A rich, thick okra sauce cooked with beef, dried fish, and tomatoes, seasoned with traditional Chadian spices. This viscous, deeply flavored sauce is poured over boule and eaten communally from a shared bowl.
Ingredients
500g beef, cubed
300g fresh okra, finely sliced
3 tbsp dried fish, ground
3 large tomatoes, chopped
2 onions, diced
4 tbsp groundnut oil
1 liter water
2 cloves garlic, minced
1 tsp salt
1 bouillon cube
1 small hot pepper
Instructions
1Heat groundnut oil in a heavy pot over high heat. Brown beef cubes on all sides, working in batches to ensure proper searing, about eight minutes total.
2Add diced onions and garlic to the pot. Saute until softened and beginning to color, roughly five minutes.
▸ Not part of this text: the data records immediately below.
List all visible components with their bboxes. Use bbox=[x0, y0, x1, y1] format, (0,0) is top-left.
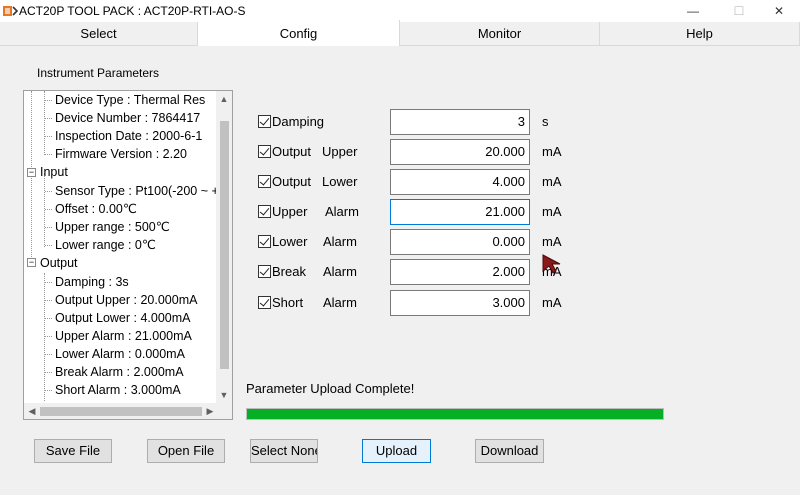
output-lower-checkbox[interactable] bbox=[258, 175, 271, 188]
param-row-short-alarm: Short Alarm 3.000 mA bbox=[256, 290, 576, 316]
output-upper-input[interactable]: 20.000 bbox=[390, 139, 530, 165]
save-file-button[interactable]: Save File bbox=[34, 439, 112, 463]
param-row-output-lower: Output Lower 4.000 mA bbox=[256, 169, 576, 195]
scroll-left-icon[interactable]: ◀ bbox=[24, 403, 40, 419]
parameter-tree[interactable]: Device Type : Thermal Res Device Number … bbox=[23, 90, 233, 420]
tree-item-device-number[interactable]: Device Number : 7864417 bbox=[55, 109, 200, 127]
lower-alarm-label-2: Alarm bbox=[323, 234, 357, 249]
output-lower-unit: mA bbox=[542, 174, 562, 189]
mouse-cursor-icon bbox=[542, 254, 561, 274]
param-row-lower-alarm: Lower Alarm 0.000 mA bbox=[256, 229, 576, 255]
break-alarm-label-2: Alarm bbox=[323, 264, 357, 279]
download-button[interactable]: Download bbox=[475, 439, 544, 463]
scroll-up-icon[interactable]: ▲ bbox=[216, 91, 232, 107]
short-alarm-unit: mA bbox=[542, 295, 562, 310]
break-alarm-checkbox[interactable] bbox=[258, 265, 271, 278]
param-row-upper-alarm: Upper Alarm 21.000 mA bbox=[256, 199, 576, 225]
damping-checkbox[interactable] bbox=[258, 115, 271, 128]
upper-alarm-checkbox[interactable] bbox=[258, 205, 271, 218]
tab-monitor[interactable]: Monitor bbox=[400, 22, 600, 46]
progress-fill bbox=[247, 409, 663, 419]
minimize-button[interactable]: — bbox=[670, 0, 716, 22]
upper-alarm-label: Upper bbox=[272, 204, 308, 219]
param-row-output-upper: Output Upper 20.000 mA bbox=[256, 139, 576, 165]
tree-item-output-lower[interactable]: Output Lower : 4.000mA bbox=[55, 309, 191, 327]
scrollbar-corner bbox=[216, 403, 232, 419]
break-alarm-label: Break bbox=[272, 264, 306, 279]
tree-vertical-scrollbar[interactable]: ▲ ▼ bbox=[216, 91, 232, 403]
tree-item-device-type[interactable]: Device Type : Thermal Res bbox=[55, 91, 205, 109]
tree-root-output[interactable]: Output bbox=[40, 254, 78, 272]
tab-bar: Select Config Monitor Help bbox=[0, 20, 800, 46]
window-title: ACT20P TOOL PACK : ACT20P-RTI-AO-S bbox=[19, 4, 246, 18]
short-alarm-input[interactable]: 3.000 bbox=[390, 290, 530, 316]
tree-item-inspection-date[interactable]: Inspection Date : 2000-6-1 bbox=[55, 127, 202, 145]
upper-alarm-unit: mA bbox=[542, 204, 562, 219]
tree-root-input[interactable]: Input bbox=[40, 163, 68, 181]
lower-alarm-input[interactable]: 0.000 bbox=[390, 229, 530, 255]
lower-alarm-unit: mA bbox=[542, 234, 562, 249]
scroll-down-icon[interactable]: ▼ bbox=[216, 387, 232, 403]
tree-item-firmware-version[interactable]: Firmware Version : 2.20 bbox=[55, 145, 187, 163]
output-lower-label-2: Lower bbox=[322, 174, 358, 189]
output-upper-checkbox[interactable] bbox=[258, 145, 271, 158]
horizontal-scroll-thumb[interactable] bbox=[40, 407, 202, 416]
damping-input[interactable]: 3 bbox=[390, 109, 530, 135]
param-row-break-alarm: Break Alarm 2.000 mA bbox=[256, 259, 576, 285]
instrument-parameters-label: Instrument Parameters bbox=[37, 66, 160, 80]
tree-item-sensor-type[interactable]: Sensor Type : Pt100(-200 ~ + bbox=[55, 182, 218, 200]
output-upper-unit: mA bbox=[542, 144, 562, 159]
short-alarm-label-2: Alarm bbox=[323, 295, 357, 310]
tab-config[interactable]: Config bbox=[198, 20, 400, 46]
param-row-damping: Damping 3 s bbox=[256, 109, 576, 135]
app-logo-icon bbox=[3, 6, 18, 16]
collapse-input-icon[interactable]: − bbox=[27, 168, 36, 177]
lower-alarm-checkbox[interactable] bbox=[258, 235, 271, 248]
tree-item-damping[interactable]: Damping : 3s bbox=[55, 273, 129, 291]
collapse-output-icon[interactable]: − bbox=[27, 258, 36, 267]
vertical-scroll-thumb[interactable] bbox=[220, 121, 229, 369]
upload-progress-bar bbox=[246, 408, 664, 420]
output-upper-label: Output bbox=[272, 144, 312, 159]
tree-item-break-alarm[interactable]: Break Alarm : 2.000mA bbox=[55, 363, 184, 381]
tree-horizontal-scrollbar[interactable]: ◀ ▶ bbox=[24, 403, 218, 419]
tree-item-upper-range[interactable]: Upper range : 500℃ bbox=[55, 218, 170, 236]
short-alarm-label: Short bbox=[272, 295, 304, 310]
upper-alarm-label-2: Alarm bbox=[325, 204, 359, 219]
upload-button[interactable]: Upload bbox=[362, 439, 431, 463]
open-file-button[interactable]: Open File bbox=[147, 439, 225, 463]
tree-content: Device Type : Thermal Res Device Number … bbox=[24, 91, 218, 403]
config-panel: Instrument Parameters Device Type : Ther… bbox=[0, 46, 800, 495]
output-lower-input[interactable]: 4.000 bbox=[390, 169, 530, 195]
tree-item-lower-range[interactable]: Lower range : 0℃ bbox=[55, 236, 156, 254]
tree-item-upper-alarm[interactable]: Upper Alarm : 21.000mA bbox=[55, 327, 192, 345]
status-message: Parameter Upload Complete! bbox=[246, 381, 415, 396]
tree-item-lower-alarm[interactable]: Lower Alarm : 0.000mA bbox=[55, 345, 185, 363]
short-alarm-checkbox[interactable] bbox=[258, 296, 271, 309]
title-bar: ACT20P TOOL PACK : ACT20P-RTI-AO-S — ☐ ✕ bbox=[0, 0, 800, 22]
tree-item-short-alarm[interactable]: Short Alarm : 3.000mA bbox=[55, 381, 181, 399]
close-button[interactable]: ✕ bbox=[756, 0, 800, 22]
upper-alarm-input[interactable]: 21.000 bbox=[390, 199, 530, 225]
tree-item-offset[interactable]: Offset : 0.00℃ bbox=[55, 200, 137, 218]
output-lower-label: Output bbox=[272, 174, 312, 189]
break-alarm-input[interactable]: 2.000 bbox=[390, 259, 530, 285]
output-upper-label-2: Upper bbox=[322, 144, 358, 159]
lower-alarm-label: Lower bbox=[272, 234, 308, 249]
tree-item-output-upper[interactable]: Output Upper : 20.000mA bbox=[55, 291, 197, 309]
select-none-button[interactable]: Select None bbox=[250, 439, 318, 463]
damping-label: Damping bbox=[272, 114, 325, 129]
tab-select[interactable]: Select bbox=[0, 22, 198, 46]
tab-help[interactable]: Help bbox=[600, 22, 800, 46]
damping-unit: s bbox=[542, 114, 549, 129]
3Add chopped tomatoes and cook until they collapse into a thick paste, stirring often for about ten minutes.
4Pour in water, add bouillon cube, hot pepper, and salt. Bring to a boil then reduce to a simmer. Cook for thirty minutes until beef is tender.
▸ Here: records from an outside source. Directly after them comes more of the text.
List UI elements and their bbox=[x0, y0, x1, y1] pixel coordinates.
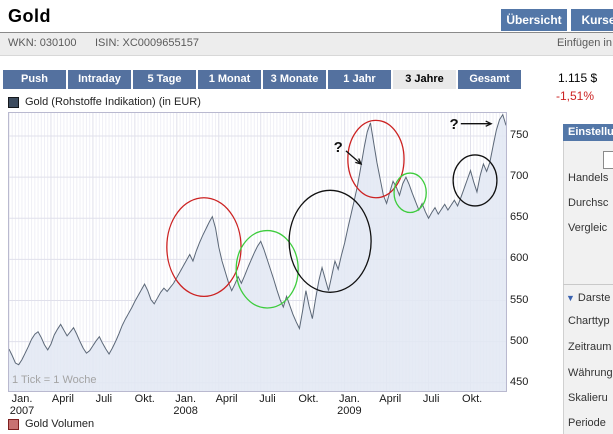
period-tab-bar: Push Intraday 5 Tage 1 Monat 3 Monate 1 … bbox=[3, 70, 521, 89]
y-axis-label: 450 bbox=[510, 376, 528, 388]
settings-panel bbox=[563, 141, 613, 434]
x-axis-label: Jan.2009 bbox=[327, 393, 371, 417]
tab-1-monat[interactable]: 1 Monat bbox=[198, 70, 261, 89]
darstellung-section-toggle[interactable]: ▼Darste bbox=[566, 292, 610, 304]
volume-series-swatch-icon bbox=[8, 419, 19, 430]
y-axis-label: 700 bbox=[510, 170, 528, 182]
tab-push[interactable]: Push bbox=[3, 70, 66, 89]
x-axis-label: Okt. bbox=[123, 393, 167, 405]
page-title: Gold bbox=[8, 6, 51, 27]
tab-gesamt[interactable]: Gesamt bbox=[458, 70, 521, 89]
volume-legend-label: Gold Volumen bbox=[25, 418, 94, 430]
x-axis-label: Juli bbox=[246, 393, 290, 405]
setting-periode-label: Periode bbox=[568, 417, 606, 429]
x-axis-label: April bbox=[205, 393, 249, 405]
y-axis-label: 550 bbox=[510, 294, 528, 306]
setting-handelsplatz-label: Handels bbox=[568, 172, 608, 184]
question-mark-annotation: ? bbox=[450, 116, 459, 133]
insert-into-link[interactable]: Einfügen in bbox=[557, 37, 612, 49]
tab-intraday[interactable]: Intraday bbox=[68, 70, 131, 89]
price-change-percent: -1,51% bbox=[556, 89, 594, 103]
x-axis-label: Okt. bbox=[450, 393, 494, 405]
chevron-down-icon: ▼ bbox=[566, 293, 575, 303]
price-chart[interactable]: ?? bbox=[8, 112, 507, 392]
setting-vergleich-label: Vergleic bbox=[568, 222, 607, 234]
panel-divider bbox=[563, 284, 613, 285]
x-axis-label: Jan.2008 bbox=[164, 393, 208, 417]
isin-label: ISIN: XC0009655157 bbox=[95, 37, 199, 49]
instrument-info-bar: WKN: 030100 ISIN: XC0009655157 Einfügen … bbox=[0, 33, 613, 56]
tab-5-tage[interactable]: 5 Tage bbox=[133, 70, 196, 89]
setting-zeitraum-label: Zeitraum bbox=[568, 341, 611, 353]
setting-waehrung-label: Währung bbox=[568, 367, 613, 379]
y-axis-label: 500 bbox=[510, 335, 528, 347]
tab-3-monate[interactable]: 3 Monate bbox=[263, 70, 326, 89]
x-axis-label: April bbox=[41, 393, 85, 405]
volume-legend: Gold Volumen bbox=[8, 418, 94, 430]
setting-skalierung-label: Skalieru bbox=[568, 392, 608, 404]
chart-legend: Gold (Rohstoffe Indikation) (in EUR) bbox=[8, 96, 201, 108]
settings-panel-header: Einstellu bbox=[563, 124, 613, 141]
tab-1-jahr[interactable]: 1 Jahr bbox=[328, 70, 391, 89]
settings-mini-button[interactable] bbox=[603, 151, 613, 169]
overview-button[interactable]: Übersicht bbox=[501, 9, 567, 31]
quotes-button[interactable]: Kurse bbox=[571, 9, 613, 31]
setting-durchschnitt-label: Durchsc bbox=[568, 197, 608, 209]
wkn-label: WKN: 030100 bbox=[8, 37, 76, 49]
price-chart-canvas[interactable]: ?? bbox=[9, 113, 506, 391]
last-price: 1.115 $ bbox=[558, 71, 597, 85]
tab-3-jahre[interactable]: 3 Jahre bbox=[393, 70, 456, 89]
x-axis-label: Juli bbox=[82, 393, 126, 405]
setting-charttyp-label: Charttyp bbox=[568, 315, 610, 327]
tick-interval-note: 1 Tick = 1 Woche bbox=[12, 374, 96, 386]
chart-legend-label: Gold (Rohstoffe Indikation) (in EUR) bbox=[25, 96, 201, 108]
x-axis-label: Jan.2007 bbox=[0, 393, 44, 417]
x-axis-label: April bbox=[368, 393, 412, 405]
x-axis-label: Juli bbox=[409, 393, 453, 405]
gold-series-swatch-icon bbox=[8, 97, 19, 108]
x-axis-label: Okt. bbox=[286, 393, 330, 405]
y-axis-label: 750 bbox=[510, 129, 528, 141]
y-axis-label: 600 bbox=[510, 252, 528, 264]
question-mark-annotation: ? bbox=[334, 139, 343, 156]
y-axis-label: 650 bbox=[510, 211, 528, 223]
5Add finely sliced okra and ground dried fish. Stir well and simmer for fifteen minutes until the sauce becomes thick and mucilaginous.
6Remove hot pepper. Serve the sauce ladled generously over boule, with the communal eating style traditional in Chadian homes.
Did You Know?
In Chadian tradition, the person who prepares sauce gombo is judged by how well the sauce "draws" - the long, stretchy threads of okra are a sign of proper cooking technique.